Narcissism, pretention and normal

[citation: Ahmed Naguy,  Saxby Pridmore (2021) Letter: Narcissism, pretention and normal. Dynamics of Human Health (DHH), 8(2): https:www.journalofhealth.co.nz/?page_id=2501]

We were sitting in Albert Park, Auckland, New Zealand. A passer-by wearing striking clothing in the latest fashion, stood with head held high, made quick, dramatic movements, spoke and laughed loudly and called and waved to a colleague who had fallen behind. This was considered excessive – one of us called it ‘narcissistic’ and the other, ‘pretentious’ behavior. Which was correct?

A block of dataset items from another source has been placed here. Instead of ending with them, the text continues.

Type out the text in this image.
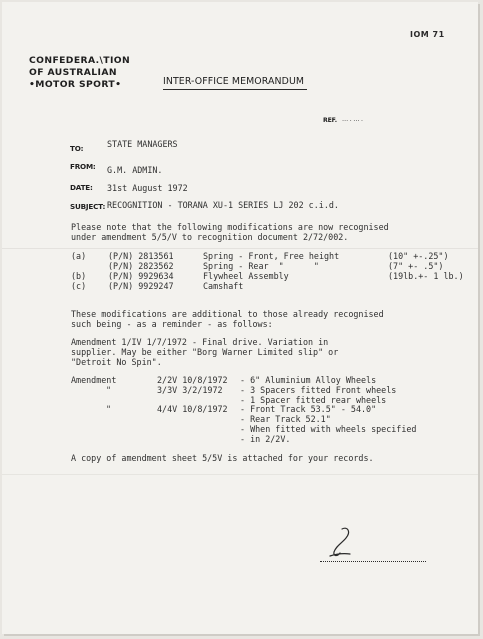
IOM 71
CONFEDERA.\TION
OF AUSTRALIAN
•MOTOR SPORT•	INTER-OFFICE MEMORANDUM
REF. … . … .
TO:	STATE MANAGERS
FROM: G.M. ADMIN.
DATE: 31st August 1972
SUBJECT: RECOGNITION - TORANA XU-1 SERIES LJ 202 c.i.d.
Please note that the following modifications are now recognised
under amendment 5/5/V to recognition document 2/72/002.
(a)	(P/N) 2813561	Spring - Front, Free height	(10" +-.25")
(P/N) 2823562	Spring - Rear  "      "	(7" +- .5")
(b)	(P/N) 9929634	Flywheel Assembly	(19lb.+- 1 lb.)
(c)	(P/N) 9929247	Camshaft
These modifications are additional to those already recognised
such being - as a reminder - as follows:
Amendment 1/IV 1/7/1972 - Final drive. Variation in
supplier. May be either "Borg Warner Limited slip" or
"Detroit No Spin".
Amendment	2/2V 10/8/1972 - 6" Aluminium Alloy Wheels
"	3/3V 3/2/1972 - 3 Spacers fitted Front wheels
- 1 Spacer fitted rear wheels
"	4/4V 10/8/1972 - Front Track 53.5" - 54.0"
- Rear Track 52.1"
- When fitted with wheels specified
- in 2/2V.
A copy of amendment sheet 5/5V is attached for your records.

Narcissism is defined in the standard English dictionary: “extreme admiration for oneself or one’s own attributes; self-love”.  The term is derived from the name of a handsome youth of Greek mythology who was deeply in love with his own appearance. The word was first used in English by the poet Samuel Coleridge in 1822.

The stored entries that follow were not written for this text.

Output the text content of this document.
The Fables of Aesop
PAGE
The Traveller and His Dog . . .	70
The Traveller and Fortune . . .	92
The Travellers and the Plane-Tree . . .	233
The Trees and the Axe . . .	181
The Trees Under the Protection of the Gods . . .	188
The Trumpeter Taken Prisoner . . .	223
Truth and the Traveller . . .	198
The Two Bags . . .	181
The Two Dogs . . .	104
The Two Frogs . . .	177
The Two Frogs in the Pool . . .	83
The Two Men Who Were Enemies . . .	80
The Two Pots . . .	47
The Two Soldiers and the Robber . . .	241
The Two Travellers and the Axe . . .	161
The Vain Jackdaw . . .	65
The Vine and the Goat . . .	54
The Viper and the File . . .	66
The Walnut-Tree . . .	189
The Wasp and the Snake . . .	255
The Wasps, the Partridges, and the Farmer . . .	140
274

Pretentious is described in the standard English dictionary as “making and exaggerated outward show; ostentatious” and “the assumption of dignity or importance”.  Pretentious is the adjective of ‘pretend’ which is “to venture or attempt falsely to do something”. Pretend is from Latin preaetendere ‘put forward’.

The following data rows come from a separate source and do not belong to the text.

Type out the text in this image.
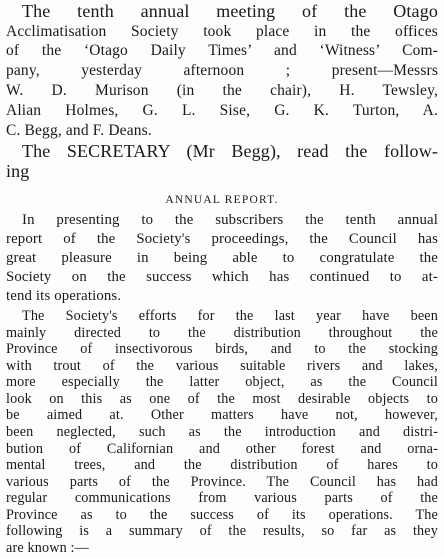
The tenth annual meeting of the Otago
Acclimatisation Society took place in the offices
of the ‘Otago Daily Times’ and ‘Witness’ Com-
pany, yesterday afternoon ; present—Messrs
W. D. Murison (in the chair), H. Tewsley,
Alian Holmes, G. L. Sise, G. K. Turton, A.
C. Begg, and F. Deans.
The SECRETARY (Mr Begg), read the follow-
ing
ANNUAL REPORT.
In presenting to the subscribers the tenth annual
report of the Society's proceedings, the Council has
great pleasure in being able to congratulate the
Society on the success which has continued to at-
tend its operations.
The Society's efforts for the last year have been
mainly directed to the distribution throughout the
Province of insectivorous birds, and to the stocking
with trout of the various suitable rivers and lakes,
more especially the latter object, as the Council
look on this as one of the most desirable objects to
be aimed at. Other matters have not, however,
been neglected, such as the introduction and distri-
bution of Californian and other forest and orna-
mental trees, and the distribution of hares to
various parts of the Province. The Council has had
regular communications from various parts of the
Province as to the success of its operations. The
following is a summary of the results, so far as they
are known :—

In short, underpinning narcissism is the individual’s belief they possess characteristics superior to those of others. Underpinning pretention is a plan to pretend to possess superior characteristics, with a view to gaining an advantage (as does the confidence trickster). Thus, without knowing more about the individual, the passing observer cannot with certainty use either of these words.

But, one of us was a Child of the Sixties and the other a citizen of Kuwait – a land of Islam and Expatriates. Culture refers to the set of common values and goals, and customs refers to the common way of responding to circumstances of the people of a region.

In the sixties the young people wore flares (trousers with very wide cuffs) decorated with flowers – they listened to folk music and smoked cigarettes. The current young people of the West have different values, they ride bicycles and contact each other using their computers. Many of the young people of Auckland have roots in Asia or Polynesian traditions, many of the young people of Kuwait have been influenced by Mesopotamian and Ottoman history and have access to greater wealth than most other young people of the world.

So, the observed behaviour might be neither narcissistic nor pretentious – it could be normal. To decide, not only would we need a full knowledge of the metal life of the individual, but also, close acquaintance with the local culture of the time.